Lavy is confident California voters will adopt a marriage amendment in November to overturn the court’s ruling.
But he warned even with that outcome, “the court’s creation of a suspect class for sexual orientation is a bigger issue.”
He said laws that hail “anti-discrimination” for “gays,” lesbians and transgenders will prompt accusations of discrimination against business owners with religious convictions against homosexuality.

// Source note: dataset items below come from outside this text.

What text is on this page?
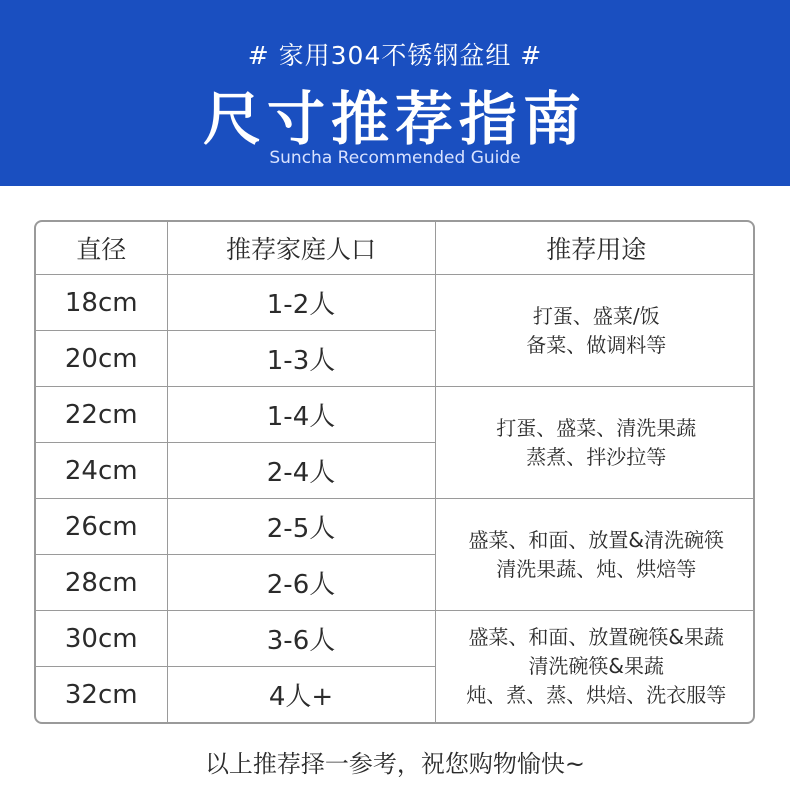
# 家用304不锈钢盆组 #
尺寸推荐指南
Suncha Recommended Guide
直径	推荐家庭人口	推荐用途
18cm	1-2人	打蛋、盛菜/饭
备菜、做调料等

20cm	1-3人	
22cm	1-4人	打蛋、盛菜、清洗果蔬
蒸煮、拌沙拉等

24cm	2-4人	
26cm	2-5人	盛菜、和面、放置&清洗碗筷
清洗果蔬、炖、烘焙等

28cm	2-6人	
30cm	3-6人	盛菜、和面、放置碗筷&果蔬
清洗碗筷&果蔬
炖、煮、蒸、烘焙、洗衣服等

32cm	4人+	
以上推荐择一参考，祝您购物愉快~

The owners would be banned legally from denying services to same-sex couples.
“Once you elevate homosexuality to the level of race … you will impact churches significantly, both in employment practices and in tax exempt status as well as in freedom of speech,” Staver said.
Lavy said will have “serious implications for religious liberty in California and perhaps other places.”
If the California ruling is overturned by voters in November, the “suspect class” of homosexuality will still be upheld, according to the panelists, unless the courts vacate previous decisions.
Lavy later noted that arguments supporting same-sex marriage mirror arguments in favor of legalizing polygamy and incestuous marriage.
He said footnotes in the recent ruling that only allow same-sex marriages between “two consenting adults” won’t hold weight when individuals argue that their sexual orientation demands otherwise.
Panelists agreed children do best in an environment with one man as a father and one woman as a mother.
“When you break down that model you have catastrophic consequences in our society,” Staver said.
Lavy said the full societal implications of the California ruling may not be seen for decades.
He called the ruling a “social experiment” prompted by judges who failed to search out evidence from areas around the world where such practices already are institutionalized.
Blackwell also noted the issue will have an impact on elections.
“Tens of millions of [American] voters are concerned about marriage,” he said. “This will be a center stage issue in this upcoming election from the top of the ballot all the way down to the last public office.”
Sterling Meyers is an intern for WND.